Secondo la specialista, i bambini nascono con un “senso primitivo dei numeri”: coloro che possiedono questa virtù innata, già a 6 mesi sono in grado di riconoscere, tra due insiemi di oggetti contenenti un numero di elementi diversi, quello più numeroso. Il cosiddetto “senso primitivo dei numeri” (o “approximate number system”) è quello che consente alle persone di stimare, a colpo d’occhio, i posti liberi di un teatro o le persone presenti in  una piazza e che li predispone a ottenere migliori risultati in matematica. E, a quanto pare, non ha limiti di genere.

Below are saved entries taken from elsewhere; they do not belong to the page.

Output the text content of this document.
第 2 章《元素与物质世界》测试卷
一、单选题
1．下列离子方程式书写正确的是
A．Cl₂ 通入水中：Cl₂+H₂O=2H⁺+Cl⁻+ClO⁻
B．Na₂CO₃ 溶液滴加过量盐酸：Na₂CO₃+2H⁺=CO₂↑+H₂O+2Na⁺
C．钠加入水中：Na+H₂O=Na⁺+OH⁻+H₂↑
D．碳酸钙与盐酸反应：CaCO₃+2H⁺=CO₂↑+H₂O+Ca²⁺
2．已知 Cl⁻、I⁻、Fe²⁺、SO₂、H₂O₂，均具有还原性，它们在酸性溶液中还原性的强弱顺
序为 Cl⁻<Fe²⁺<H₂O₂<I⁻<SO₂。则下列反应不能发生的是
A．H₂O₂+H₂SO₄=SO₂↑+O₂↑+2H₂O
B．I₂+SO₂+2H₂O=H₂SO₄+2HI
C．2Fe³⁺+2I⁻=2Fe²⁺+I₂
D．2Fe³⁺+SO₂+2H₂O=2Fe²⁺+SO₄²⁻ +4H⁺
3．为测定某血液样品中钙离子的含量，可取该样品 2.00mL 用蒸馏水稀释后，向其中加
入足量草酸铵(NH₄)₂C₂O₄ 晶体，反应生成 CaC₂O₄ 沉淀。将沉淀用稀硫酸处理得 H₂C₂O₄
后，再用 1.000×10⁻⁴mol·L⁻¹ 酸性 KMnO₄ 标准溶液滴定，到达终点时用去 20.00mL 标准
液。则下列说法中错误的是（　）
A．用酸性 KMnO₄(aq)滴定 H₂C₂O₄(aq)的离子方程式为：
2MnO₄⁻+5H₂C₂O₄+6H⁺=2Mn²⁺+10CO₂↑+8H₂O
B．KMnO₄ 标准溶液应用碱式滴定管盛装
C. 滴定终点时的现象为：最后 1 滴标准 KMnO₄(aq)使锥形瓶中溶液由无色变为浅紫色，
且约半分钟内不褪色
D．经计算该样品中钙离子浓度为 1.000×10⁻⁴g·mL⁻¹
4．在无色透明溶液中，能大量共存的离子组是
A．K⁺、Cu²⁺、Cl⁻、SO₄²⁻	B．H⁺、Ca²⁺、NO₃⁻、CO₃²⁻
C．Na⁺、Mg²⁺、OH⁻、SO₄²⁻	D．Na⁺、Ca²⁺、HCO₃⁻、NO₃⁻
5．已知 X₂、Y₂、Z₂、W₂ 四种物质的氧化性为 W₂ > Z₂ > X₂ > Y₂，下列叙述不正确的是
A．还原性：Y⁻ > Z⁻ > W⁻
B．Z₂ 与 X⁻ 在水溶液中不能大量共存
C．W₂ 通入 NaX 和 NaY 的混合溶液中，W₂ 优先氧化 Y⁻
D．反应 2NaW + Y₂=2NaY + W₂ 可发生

Test sui bambini di 6 mesi e 4 anni

I ricercatori hanno sottoposto bambini tra 6 mesi e 4 anni di età a test e giochi di matematica. Il primo esperimento consisteva nel mostrare ai piccoli di 6 mesi 2 monitor: sul primo, erano proiettati insiemi di elementi numericamente equivalenti, mentre nel secondo il numero degli elementi variava. Gli scienziati hanno notato che alcuni bambini si soffermavano di più sul monitor con gli insiemi che variavano. Gli stessi sono stati sottoposti ad altri studi 3 anni più tardi: è emerso che coloro che avevano ottenuto i punteggi più alti nel primo test avevano sviluppato un senso primitivo dei numeri più spiccato e una maggiore predisposizione naturale per la matematica. 

In breve

RICERCA IMPORTANTE PER LA SCELTA DEGLI STUDI

La scoperta potrebbe essere utile per orientare le scelte didattiche dei bambini, spronandoli a sviluppare le loro abilità di calcolo.